The Prachanda Path also makes a significant departure from Mao's political military strategy. Mao said revolutions in the Third World would be ultimately won through "long-term wars". However, our comrades depart from this doctrine and pin their hopes on a fusion of "long-term war" with "armed rebellion" to achieve their goal in a telescoped timeframe.
Prachanda said, "The new thought (the Prachanda Path) demands a new organisation. If a new idea is imposed on an existing organisation, the old organisation would defeat the new idea". These words appear to be a rationale for an adjusted approach for the Nepali situation in the 21st century. But what it also shows is a desperate hurry to wrap things up quickly.
Maoism's Nepali critics say that Mao waited too long (17 years) before launching his Cultural Revolution, and this is was one of the main reasons why socialism could not take firm root in the mainland. Our comrades say they have incorporated cultural changes into the revolution from Day One of the insurgency, and learning from the Shining Path experience are confident that they can accelerate this total social transformation.
But what type of cultural revolution are the Maobadi talking about? And what of Comrade Prachanda himself? When he said in an Indian newspaper interview last year that he had a secret crush on Nepali actress Karishma Manandhar, it was a dramatic departure from the communist doctrine that even art forms have a class basis, and matinee idols like Karishma reflect bourgeois decadence.
In contrast, the leadership disciplined "deviationists" who they say have undermined the cultural purity of the movement. Two years ago, Comrade Alok (Yan Prasad Gautam) was charged and punished for womanising, purging enemies within the party by murdering them and stealing money. Dinesh Sharma was charged with committing the cardinal sin of surrendering.
The more recent capture of large amounts of gold from the houses of Dev Gurung and Devendra Poudel in Pokhara show that greed could have begun to taint the revolution. The Maoist leadership has not yet commented on this episode. They abide by a strong "eight-three" moral code, and Gurung and Poudel appear to have broken them.
Prachanda's argument is that there is no absolute definition of terrorism in the course of the epic struggle between imperialism and proletarianism. On this, he may be right-one man's terrorist can be another's freedom fighter, as the saying goes. However, by using and justifying these tactics he is also undermining his own struggle as a political force. Mao said "Put politics in command", but by using terror as a weapon, the Prachanda Path goes against this commandment. In the post-11 September world, this also puts Nepal's Maoists in the same category as the al-Qaeda.
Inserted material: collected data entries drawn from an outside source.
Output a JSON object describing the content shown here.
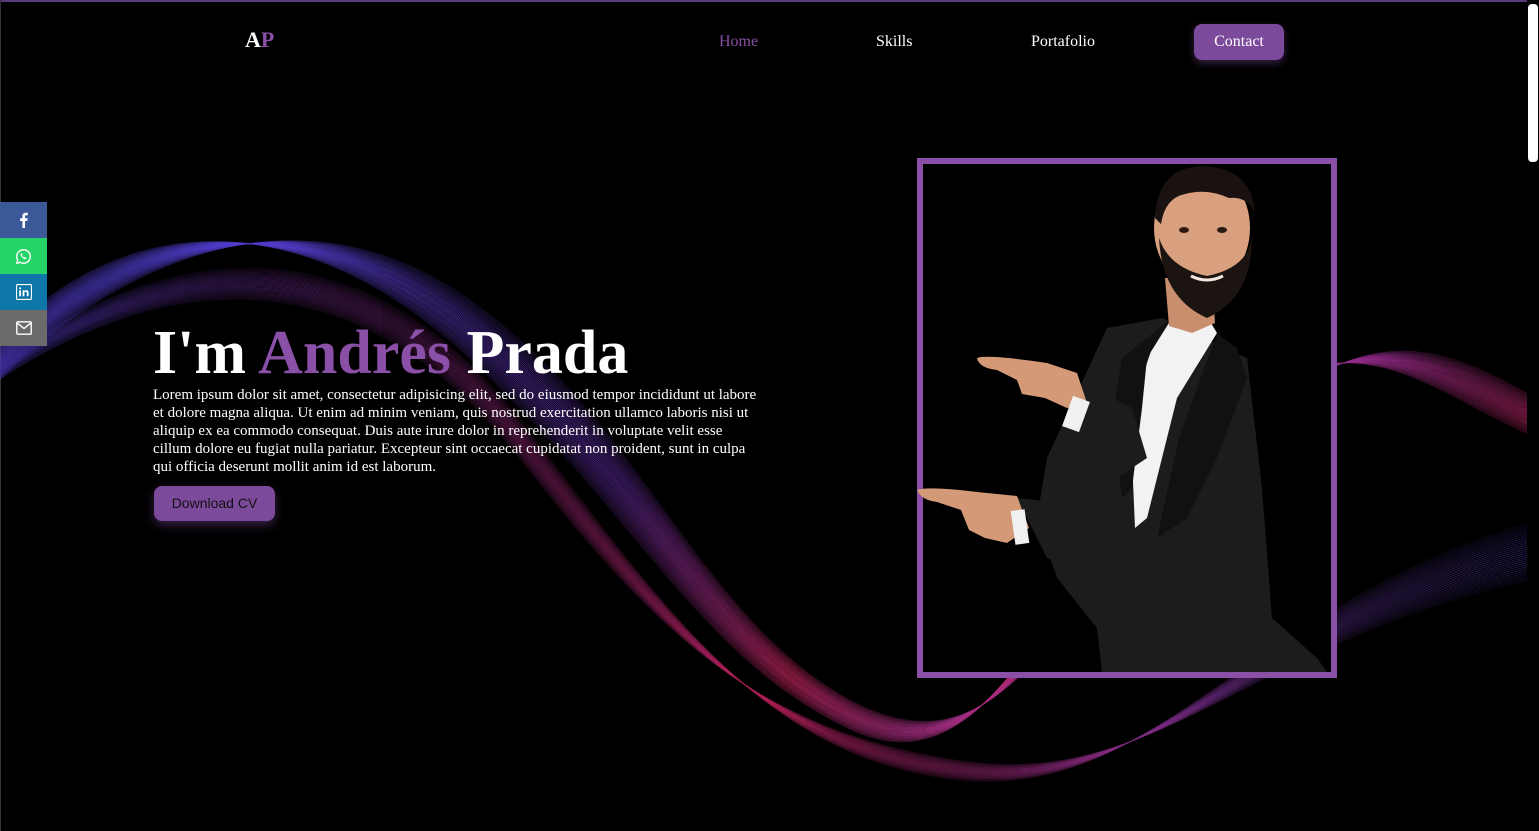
{
  "nav": {
    "logo_first": "A",
    "logo_second": "P",
    "home": "Home",
    "skills": "Skills",
    "portfolio": "Portafolio",
    "contact": "Contact"
  },
  "social": [
    {
      "icon": "facebook-icon",
      "color": "#3b5998"
    },
    {
      "icon": "whatsapp-icon",
      "color": "#25d366"
    },
    {
      "icon": "linkedin-icon",
      "color": "#0e76a8"
    },
    {
      "icon": "mail-icon",
      "color": "#6b6b6b"
    }
  ],
  "hero": {
    "title_prefix": "I'm ",
    "title_highlight": "Andrés",
    "title_suffix": " Prada",
    "description": "Lorem ipsum dolor sit amet, consectetur adipisicing elit, sed do eiusmod tempor incididunt ut labore et dolore magna aliqua. Ut enim ad minim veniam, quis nostrud exercitation ullamco laboris nisi ut aliquip ex ea commodo consequat. Duis aute irure dolor in reprehenderit in voluptate velit esse cillum dolore eu fugiat nulla pariatur. Excepteur sint occaecat cupidatat non proident, sunt in culpa qui officia deserunt mollit anim id est laborum.",
    "download_label": "Download CV"
  },
  "colors": {
    "accent": "#8a4fa6",
    "button": "#7c4a9b",
    "background": "#000000"
  }
}
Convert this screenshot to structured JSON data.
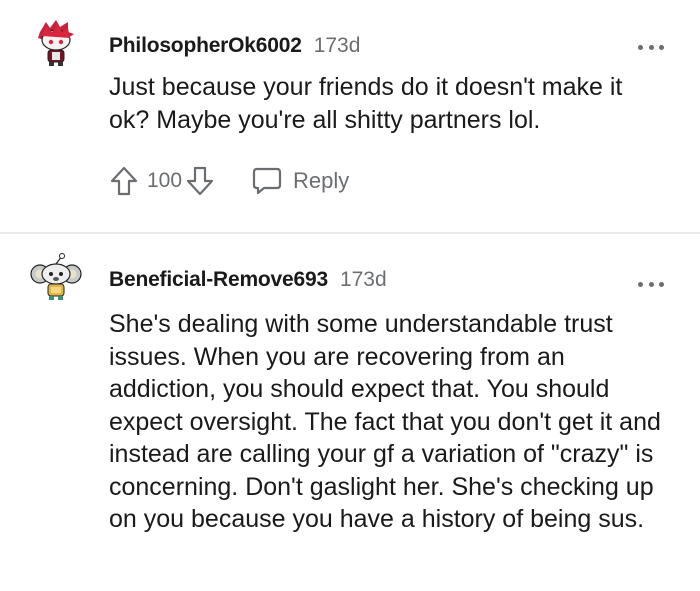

By their inability to portray a mature political culture, Nepal's Maoists are indirectly helping the cause of the full-intensity war that imperialist forces have launched on communism worldwide in the name of counter-terrorism.
I cannot find a parallel in Mao's books to many of the things that are taking place in Nepal today in the name of the Maobadi struggle. Irrespective of whether Mao's doctrines were purposefully dropped because they were irrelevant, or they were worked upon and adapted in the name of creativity, there doesn't seem to be much reason to call this Maoism any longer. To go by Mao's own reasoning, our Maoists by resorting to extremism and terror may be actually helping the imperialists.